University of Texas football players asked the school to rename four campus buildings and remove “The Eyes of Texas” as the school song in an effort to make the campus more inclusive for the black community.

The statement requesting these actions, tweeted Friday by multiple Texas players, said the team will not participate in recruiting or donor-related events until the university commits to the changes. The statement from the football players asks other athletes on campus “to stand with us.”

“We aim to hold the athletic department and university to a higher standard by not only asking them to keep their promise of condemning racism on our campus,” the statement said, “but to go beyond this by taking action to make Texas more comfortable and inclusive for the black athletes and the black community that has so fervently supported this program.”

Protests of racial injustice in the United States surged following the death last month of George Floyd in custody of the Minneapolis police.

Texas players want the university to replace “The Eyes of Texas” with a different song and lift the requirement for athletes to sing it. They asked the athletic department to donate 0.5 percent of its annual earnings to black organizations and the Black Lives Matter movement.

The players asked for the university to rename buildings named for Confederate figures or others with known racist views. The buildings listed are Robert Lee Moore Hall, Painter Hall, Littlefield Hall and James Hogg Auditorium. The players also asked the school to remove a statue of Hogg.

The players want the athletic department to create a black athletic history exhibit in the Hall of Fame and rename an area of Darrell K Royal — Texas Memorial Stadium for Julius Whittier, the first black football player at Texas.

The players’ list of requests also includes more diverse campus statues designed by artists of color, educational programs for incoming freshmen about the campus’ history of racism and inner-city outreach programs in Austin, Dallas, Houston and San Antonio.

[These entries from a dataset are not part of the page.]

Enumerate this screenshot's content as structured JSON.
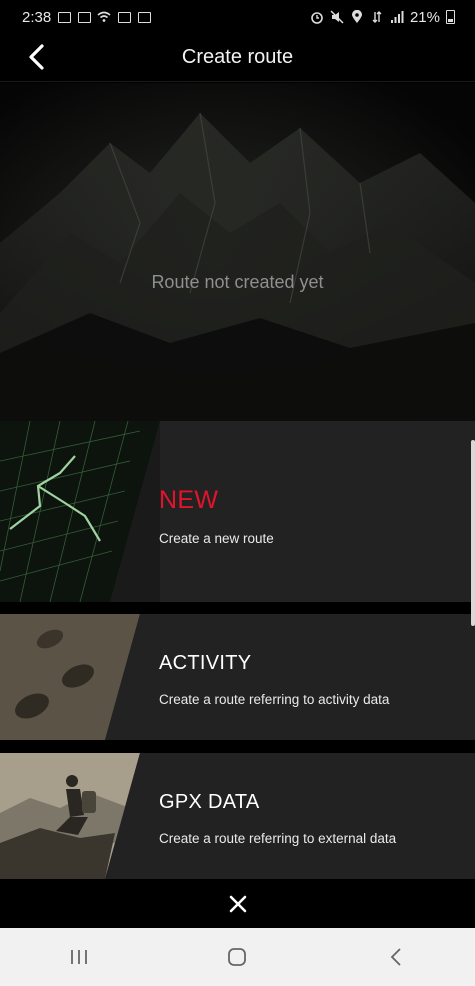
{
  "status_bar": {
    "time": "2:38",
    "battery_percent": "21%",
    "left_icons": [
      "gmail-icon",
      "gmail-icon",
      "wifi-icon",
      "image-icon",
      "calendar-icon"
    ],
    "right_icons": [
      "alarm-icon",
      "mute-icon",
      "location-icon",
      "data-icon",
      "signal-icon",
      "battery-icon"
    ]
  },
  "header": {
    "title": "Create route",
    "back_icon": "chevron-left-icon"
  },
  "map_preview": {
    "empty_message": "Route not created yet"
  },
  "options": [
    {
      "id": "new",
      "title": "NEW",
      "description": "Create a new route",
      "title_color": "#e2142b"
    },
    {
      "id": "activity",
      "title": "ACTIVITY",
      "description": "Create a route referring to activity data",
      "title_color": "#ffffff"
    },
    {
      "id": "gpx",
      "title": "GPX DATA",
      "description": "Create a route referring to external data",
      "title_color": "#ffffff"
    }
  ],
  "close_icon": "close-icon",
  "nav_bar": {
    "icons": [
      "recent-apps-icon",
      "home-icon",
      "back-icon"
    ]
  },
  "colors": {
    "accent": "#e2142b",
    "card_background": "#222222",
    "background": "#000000"
  }
}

“Here at the University of Texas, we live by the saying, ‘What starts here changes the world,’ ” the statement said. “The role of a student athlete at The University of Texas brings with it responsibilities beyond that of the average student. We are expected to serve as ambassadors for the university, our respective programs, the student body, and at times, the entire State of Texas. As ambassadors, it is our duty to utilize our voice and role as leaders in the community to push for change to the benefit of the entire UT community.”

The players asked for their requests to be addressed or a plan for their implementation to be in place by the start of the fall semester. They added that they plan to participate in all other team activities, including practices and workouts.

“Throughout our department and programs, we are encouraging our student-athletes, coaches and staff to speak up and become a part of the direct and difficult conversations that must take place in the days and weeks ahead,” Texas Athletic Director Chris Del Conte said in a statement May 31. “Their voices need to be heard and they are the leaders who can help us move forward. We must do our part in uniting our nation alongside them.”

Texas football coach Tom Herman, other staff members and players participated in a march to the state capitol last week.

“To my white friends and to my white family, I want to ask you this question: What if it was somebody that you loved? What if it was somebody else close to you?” junior safety Caden Sterns said, according to the Dallas Morning News. “Again, like I said to my white friends and my family, ‘What if it was me?’ ”

The NCAA Board of Governors said in a statement Friday that they “encourage students to continue to make their voices heard on these important issues, engage in community activism and exercise their Constitutional rights.”